Since seizing power in a coup in February 2021, the Myanmar military has destabilized the region, pushed millions into a humanitarian crisis, and murdered more than 1,800 people, while more than 10,000 are currently detained. Profits from the Yadana offshore gas project, in which Chevron holds a major interest, are still funding the junta and fueling its human rights atrocities, despite Chevron’s announcing plans to withdraw from the country earlier this year.
EarthRights International Director of Strategy and Campaigns Keith Slack issued the following statement:
“Revenues from Myanmar’s offshore gas projects are the military junta’s largest source of foreign revenue, funding its atrocities. Chevron’s and other oil companies’ payments go to an illegal, criminal junta that has taken control of government bank accounts and is actively misappropriating state assets in order to fuel human rights abuses.
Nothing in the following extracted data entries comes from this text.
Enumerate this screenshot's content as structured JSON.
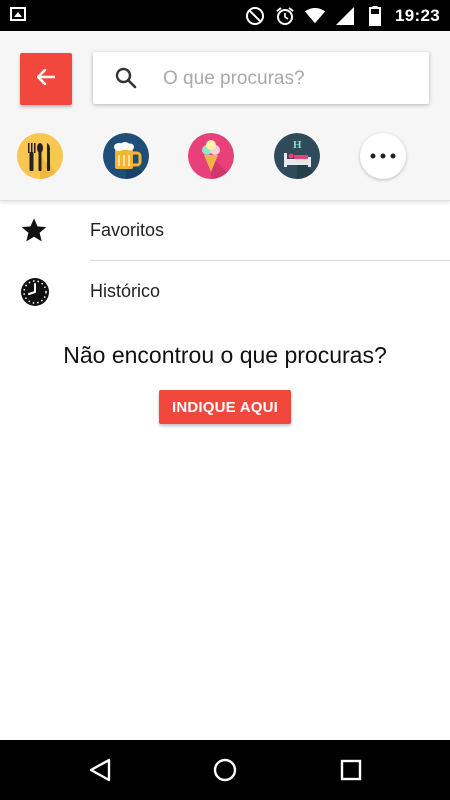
{
  "status_bar": {
    "time": "19:23",
    "icons": [
      "image-icon",
      "do-not-disturb-icon",
      "alarm-icon",
      "wifi-icon",
      "signal-icon",
      "battery-icon"
    ]
  },
  "header": {
    "back_icon": "arrow-left-icon",
    "search": {
      "placeholder": "O que procuras?",
      "value": "",
      "icon": "search-icon"
    },
    "categories": [
      {
        "icon": "restaurant-icon",
        "color": "#f9c74f"
      },
      {
        "icon": "beer-icon",
        "color": "#1f4e79"
      },
      {
        "icon": "ice-cream-icon",
        "color": "#e8407a"
      },
      {
        "icon": "hotel-icon",
        "color": "#2f4a5a"
      },
      {
        "icon": "more-icon",
        "color": "#ffffff"
      }
    ]
  },
  "list": {
    "items": [
      {
        "label": "Favoritos",
        "icon": "star-icon"
      },
      {
        "label": "Histórico",
        "icon": "clock-icon"
      }
    ]
  },
  "not_found": {
    "text": "Não encontrou o que procuras?",
    "button_label": "INDIQUE AQUI"
  },
  "nav_bar": {
    "icons": [
      "back-triangle-icon",
      "home-circle-icon",
      "recents-square-icon"
    ]
  },
  "colors": {
    "accent": "#f2473d",
    "header_bg": "#f6f6f6"
  }
}
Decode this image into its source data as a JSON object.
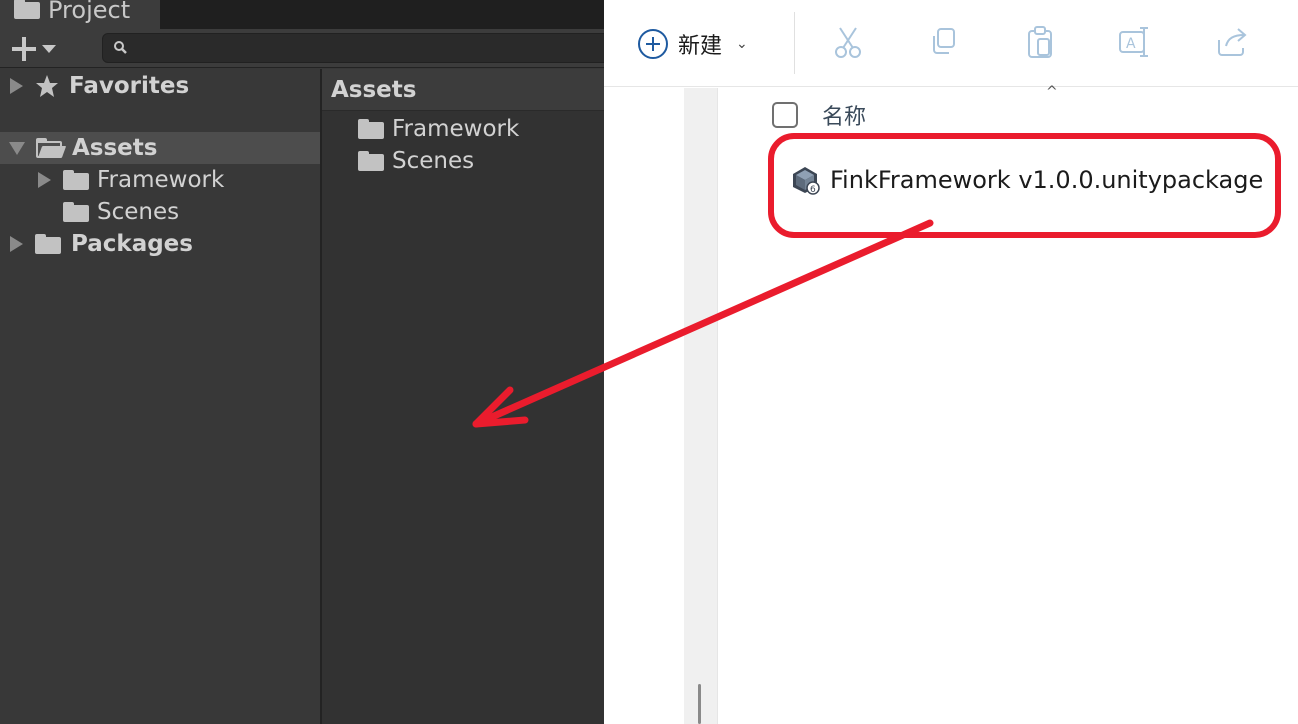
{
  "unity": {
    "tab_title": "Project",
    "tree": [
      {
        "label": "Favorites",
        "bold": true
      },
      {
        "label": "Assets",
        "bold": true
      },
      {
        "label": "Framework",
        "bold": false
      },
      {
        "label": "Scenes",
        "bold": false
      },
      {
        "label": "Packages",
        "bold": true
      }
    ],
    "breadcrumb": "Assets",
    "contents": [
      "Framework",
      "Scenes"
    ]
  },
  "explorer": {
    "new_label": "新建",
    "column_name": "名称",
    "file_name": "FinkFramework v1.0.0.unitypackage",
    "toolbar_icons": [
      "cut-icon",
      "copy-icon",
      "paste-icon",
      "rename-icon",
      "share-icon"
    ]
  },
  "colors": {
    "annotation": "#ea1c2d",
    "unity_bg": "#383838",
    "explorer_accent": "#1e5aa0"
  }
}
“EarthRights urges Chevron’s shareholders to approve a resolution on doing business with governments that are complicit in human rights abuses. Multiple Chevron shareholders have acknowledged that while its contracts are with the Myanma Oil and Gas Enterprise (MOGE), the entity is nothing more than a government department; we urge Chevron to acknowledge that the junta is not a recognized government. Doing so enables it to rely on contractual obligations to divert revenues from the junta as part of a planned exit from Myanmar. It would also require Chevron to respect demands from Myanmar civil society not to bring in a new operator for the Yadana gas project if it will collude with the junta. As proposed by its own shareholders, the company should initiate international arbitration rather than persisting with its strategy of ignoring Myanmar’s National Unity Government and siding with a genocidal junta.
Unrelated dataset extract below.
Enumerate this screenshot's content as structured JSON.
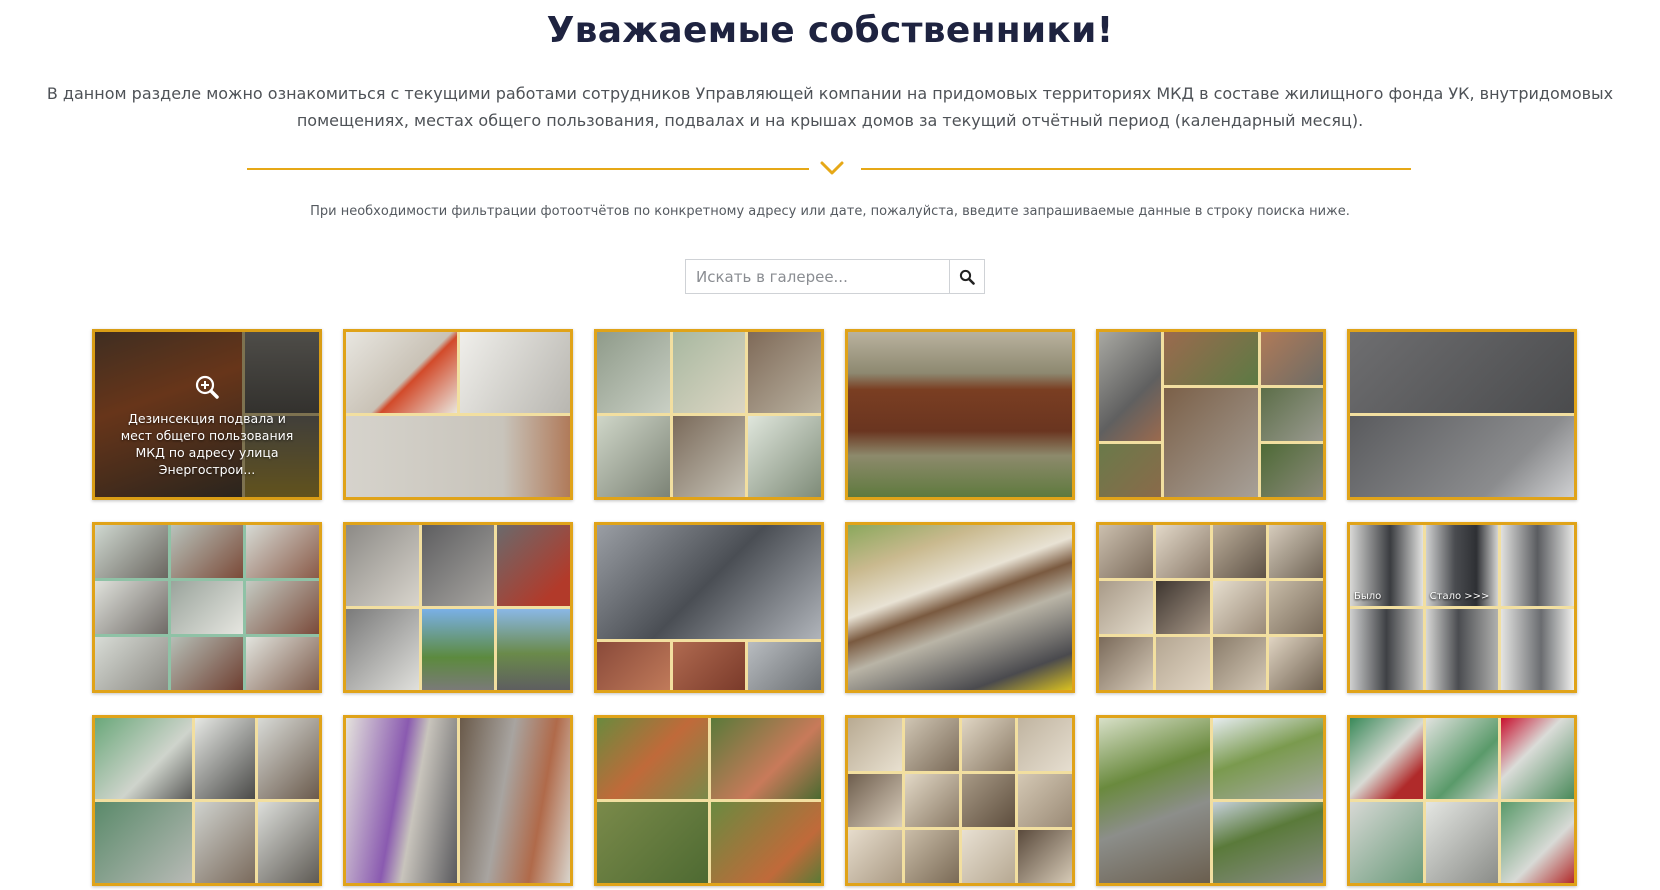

“Chevron’s irresponsible actions in Myanmar mirror a pattern we’ve seen worldwide. In 2008, EarthRights sued Chevron for human rights abuses at a protest site in Nigeria. In 2005, Chevron acquired Unocal, a company with a long track record of human rights abuses. Chevron has the moral, legal, and financial obligation to avoid fueling genocide and crimes against humanity. Since the coup began last year, human rights organizations worldwide have urged companies, including Chevron, to stop providing financial support to the Myanmar military.
“To actually live up to its tagline of the ‘Human Energy Company,’ Chevron needs to walk its talk. Its long history of undermining human and environmental rights and its support for the Myanmar junta shows us that it’s actually the ‘Anti-Human Energy Company.’ Chevron shareholders now have an opportunity and an obligation to stop fueling human rights abuses in Myanmar.”